Policjanci z Łomży i Ostrołęki zatrzymali taksówkarza, który z kradzieży paliwa na lokalnych stacjach uczynił sobie dodatkowe źródło dochodu. Łącznie ukradł paliwo na łączną kwotę ponad 2 tysięcy złotych. Mężczyzna wpadł kilka kilometrów od Ostrołęki, świeżo po dokonanej kradzieży w naszych sąsiadów.
W środę, tuż przed 22:00, łomżyńscy policjanci otrzymali zgłoszenie o kradzieży paliwa na jednej ze stacji paliw w gminie Łomża. Mundurowi ustalili, że kierowca mercedesa podjechał pod dystrybutor, zatankował samochód, a dodatkowo wlał paliwo do kanistrów na kwotę blisko 900 złotych. Następnie odjechał w kierunku Ostrołęki.
Dyżurny z łomżyńskiej komendy skontaktował się z policjantami z Ostrołęki i poinformował ich o przestępstwie. Mężczyzna został zatrzymany przez kolegów z sąsiedniej jednostki, na punkcie blokadowym w Laskowcu. Łomżyńscy kryminalni ustalili, że mężczyzna wielokrotnie kradł paliwo na terenie powiatu łomżyńskiego. Pokrzywdzeni oszacowali swoje straty na ponad 2 tysiące złotych.
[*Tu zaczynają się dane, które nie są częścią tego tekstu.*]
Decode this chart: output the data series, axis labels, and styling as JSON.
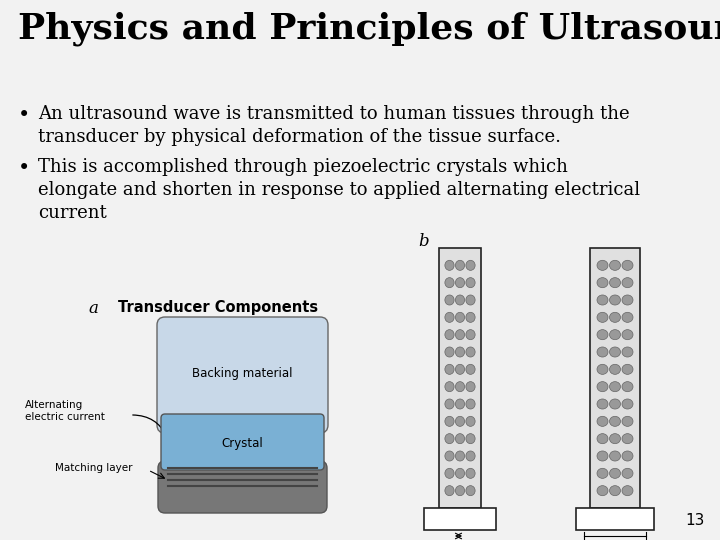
{
  "title": "Physics and Principles of Ultrasound",
  "title_fontsize": 26,
  "title_fontweight": "bold",
  "bullet1_line1": "An ultrasound wave is transmitted to human tissues through the",
  "bullet1_line2": "transducer by physical deformation of the tissue surface.",
  "bullet2_line1": "This is accomplished through piezoelectric crystals which",
  "bullet2_line2": "elongate and shorten in response to applied alternating electrical",
  "bullet2_line3": "current",
  "text_fontsize": 13,
  "background_color": "#f2f2f2",
  "text_color": "#000000",
  "page_number": "13",
  "backing_color": "#c8d8e8",
  "crystal_color": "#7ab0d4",
  "matching_color": "#aaaaaa",
  "bottom_cap_color": "#888888",
  "col_bg_color": "#e0e0e0",
  "dot_color": "#999999",
  "dot_edge_color": "#666666"
}
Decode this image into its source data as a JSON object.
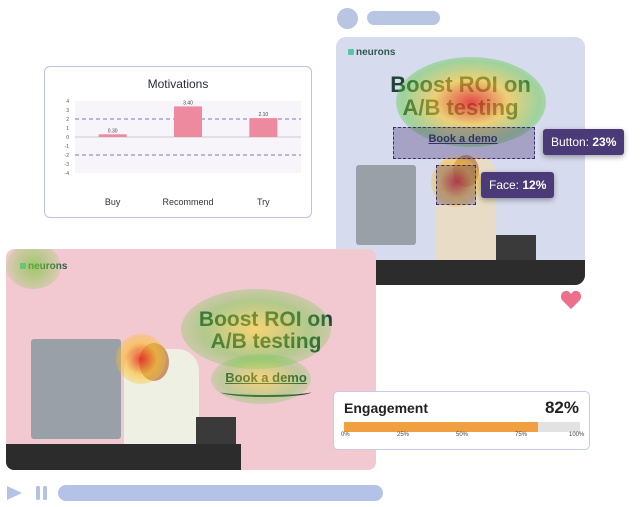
{
  "motivations": {
    "title": "Motivations",
    "chart_data": {
      "type": "bar",
      "categories": [
        "Buy",
        "Recommend",
        "Try"
      ],
      "values": [
        0.3,
        3.4,
        2.1
      ],
      "value_labels": [
        "0.30",
        "3.40",
        "2.10"
      ],
      "ylim": [
        -4,
        4
      ],
      "yticks": [
        "4",
        "3",
        "2",
        "1",
        "0",
        "-1",
        "-2",
        "-3",
        "-4"
      ],
      "reference_lines": [
        2,
        -2
      ],
      "bar_color": "#ee8aa0"
    }
  },
  "ad_top": {
    "brand": "neurons",
    "headline_line1": "Boost ROI on",
    "headline_line2": "A/B testing",
    "cta": "Book a demo",
    "tags": {
      "button": {
        "label": "Button:",
        "value": "23%"
      },
      "face": {
        "label": "Face:",
        "value": "12%"
      }
    }
  },
  "ad_bottom": {
    "brand": "neurons",
    "headline_line1": "Boost ROI on",
    "headline_line2": "A/B testing",
    "cta": "Book a demo"
  },
  "engagement": {
    "title": "Engagement",
    "value": "82%",
    "fraction": 0.82,
    "ticks": [
      "0%",
      "25%",
      "50%",
      "75%",
      "100%"
    ],
    "fill_color": "#f0a040"
  },
  "colors": {
    "accent": "#4a3a78",
    "heart": "#ee6f8c",
    "player": "#b3c2e6"
  }
}
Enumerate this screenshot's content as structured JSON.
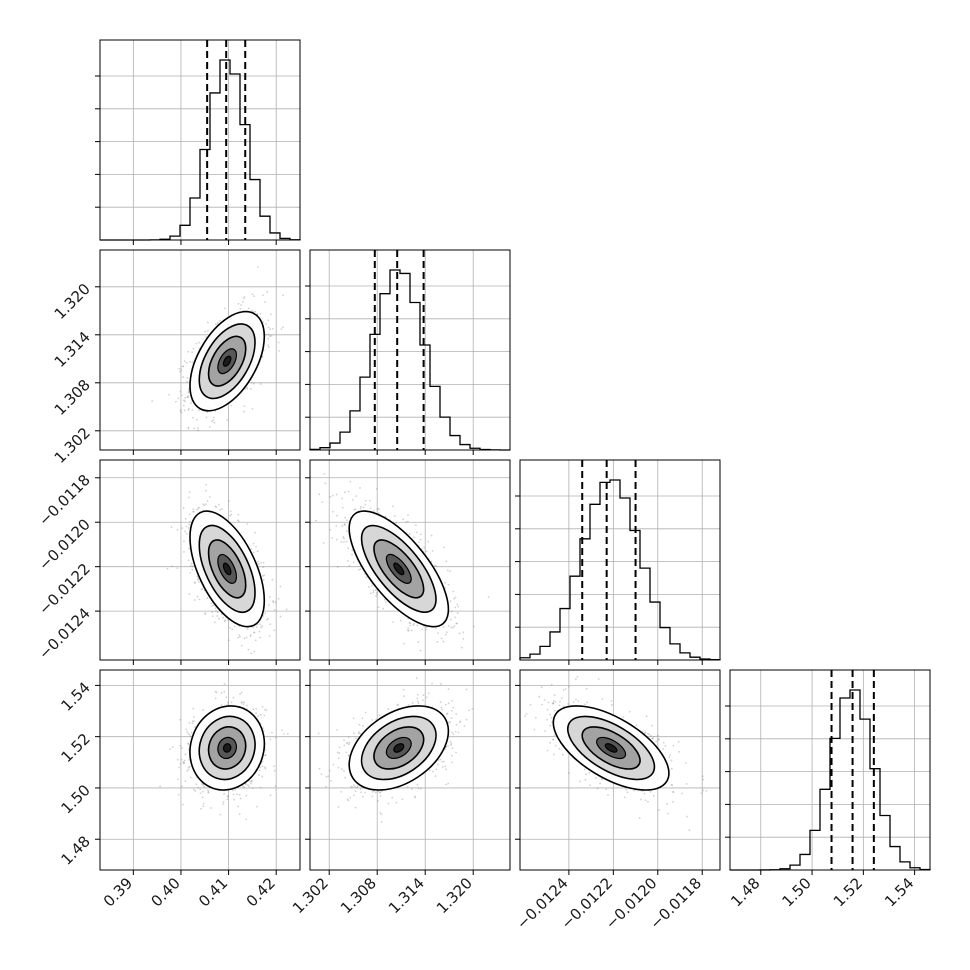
{
  "chart_data": {
    "type": "corner",
    "title": "",
    "parameters": [
      {
        "index": 0,
        "range": [
          0.383,
          0.425
        ],
        "ticks": [
          0.39,
          0.4,
          0.41,
          0.42
        ],
        "tick_labels": [
          "0.39",
          "0.40",
          "0.41",
          "0.42"
        ],
        "quantiles": [
          0.4055,
          0.4095,
          0.4135
        ],
        "mean": 0.4097,
        "sd": 0.0039
      },
      {
        "index": 1,
        "range": [
          1.2996,
          1.3246
        ],
        "ticks": [
          1.302,
          1.308,
          1.314,
          1.32
        ],
        "tick_labels": [
          "1.302",
          "1.308",
          "1.314",
          "1.320"
        ],
        "quantiles": [
          1.3077,
          1.3105,
          1.3138
        ],
        "mean": 1.3107,
        "sd": 0.0031
      },
      {
        "index": 2,
        "range": [
          -0.01262,
          -0.01172
        ],
        "ticks": [
          -0.0124,
          -0.0122,
          -0.012,
          -0.0118
        ],
        "tick_labels": [
          "−0.0124",
          "−0.0122",
          "−0.0120",
          "−0.0118"
        ],
        "quantiles": [
          -0.01234,
          -0.01223,
          -0.0121
        ],
        "mean": -0.01221,
        "sd": 0.00013
      },
      {
        "index": 3,
        "range": [
          1.468,
          1.546
        ],
        "ticks": [
          1.48,
          1.5,
          1.52,
          1.54
        ],
        "tick_labels": [
          "1.48",
          "1.50",
          "1.52",
          "1.54"
        ],
        "quantiles": [
          1.5076,
          1.5158,
          1.5241
        ],
        "mean": 1.5156,
        "sd": 0.0082
      }
    ],
    "correlations": {
      "0-1": 0.5,
      "0-2": -0.55,
      "0-3": 0.1,
      "1-2": -0.7,
      "1-3": 0.4,
      "2-3": -0.6
    },
    "histogram_bins": 20,
    "quantile_levels": [
      0.16,
      0.5,
      0.84
    ],
    "grid": true,
    "line_color": "#000000",
    "grid_color": "#b0b0b0",
    "density_color": "#000000",
    "scatter_color": "#7f7f7f"
  }
}
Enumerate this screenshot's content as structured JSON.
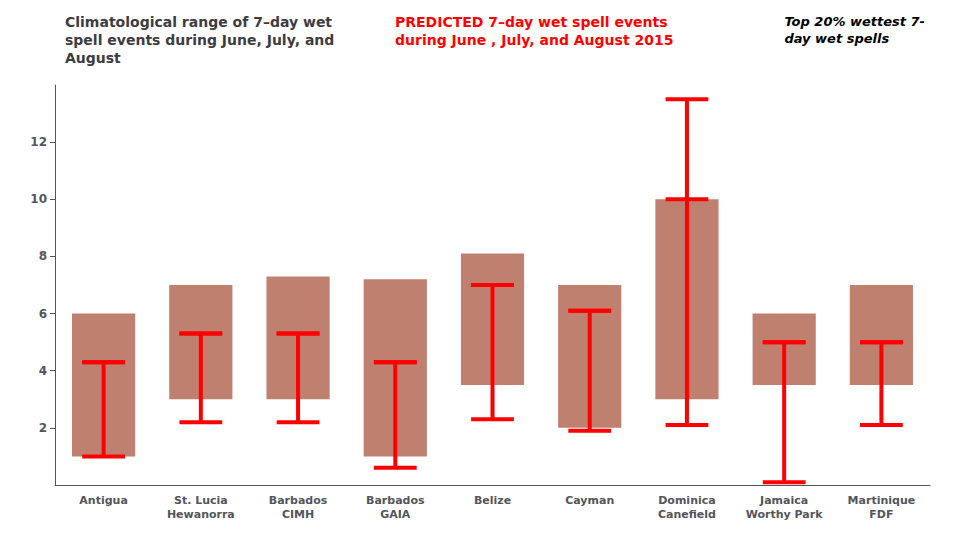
{
  "chart_data": {
    "type": "bar",
    "title": "Climatological range of 7–day wet\nspell events during June, July, and\nAugust",
    "subtitle": "PREDICTED 7–day wet spell events\nduring June , July, and August 2015",
    "annotation": "Top 20% wettest 7-\nday wet spells",
    "categories": [
      "Antigua",
      "St. Lucia\nHewanorra",
      "Barbados\nCIMH",
      "Barbados\nGAIA",
      "Belize",
      "Cayman",
      "Dominica\nCanefield",
      "Jamaica\nWorthy Park",
      "Martinique\nFDF"
    ],
    "series": [
      {
        "type": "range",
        "color": "#c08070",
        "low": [
          1.0,
          3.0,
          3.0,
          1.0,
          3.5,
          2.0,
          3.0,
          3.5,
          3.5
        ],
        "high": [
          6.0,
          7.0,
          7.3,
          7.2,
          8.1,
          7.0,
          10.0,
          6.0,
          7.0
        ]
      },
      {
        "type": "errorbar",
        "color": "#ff0000",
        "values": [
          4.3,
          5.3,
          5.3,
          4.3,
          7.0,
          6.1,
          10.0,
          5.0,
          5.0
        ],
        "lower": [
          1.0,
          2.2,
          2.2,
          0.6,
          2.3,
          1.9,
          2.1,
          0.1,
          2.1
        ],
        "upper": [
          4.3,
          5.3,
          5.3,
          4.3,
          7.0,
          6.1,
          13.5,
          5.0,
          5.0
        ]
      }
    ],
    "ylim": [
      0,
      14
    ],
    "yticks": [
      2,
      4,
      6,
      8,
      10,
      12
    ],
    "grid": false
  }
}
Podejrzany próbował jeszcze utrudnić pracę mundurowym i montował w pojeździe wcześniej skradzione tablice rejestracyjne.
- informuje oficer prasowy łomżyńskiej policji.
Funkcjonariusze odzyskali część skradzionego paliwa oraz tablice. Mężczyzna łacznie usłyszał 4 zarzuty. Policjanci ustalili także, że jest on taksówkarzem, a z kradzieży paliwa uczynił sobie dodatkowe źródło dochodu.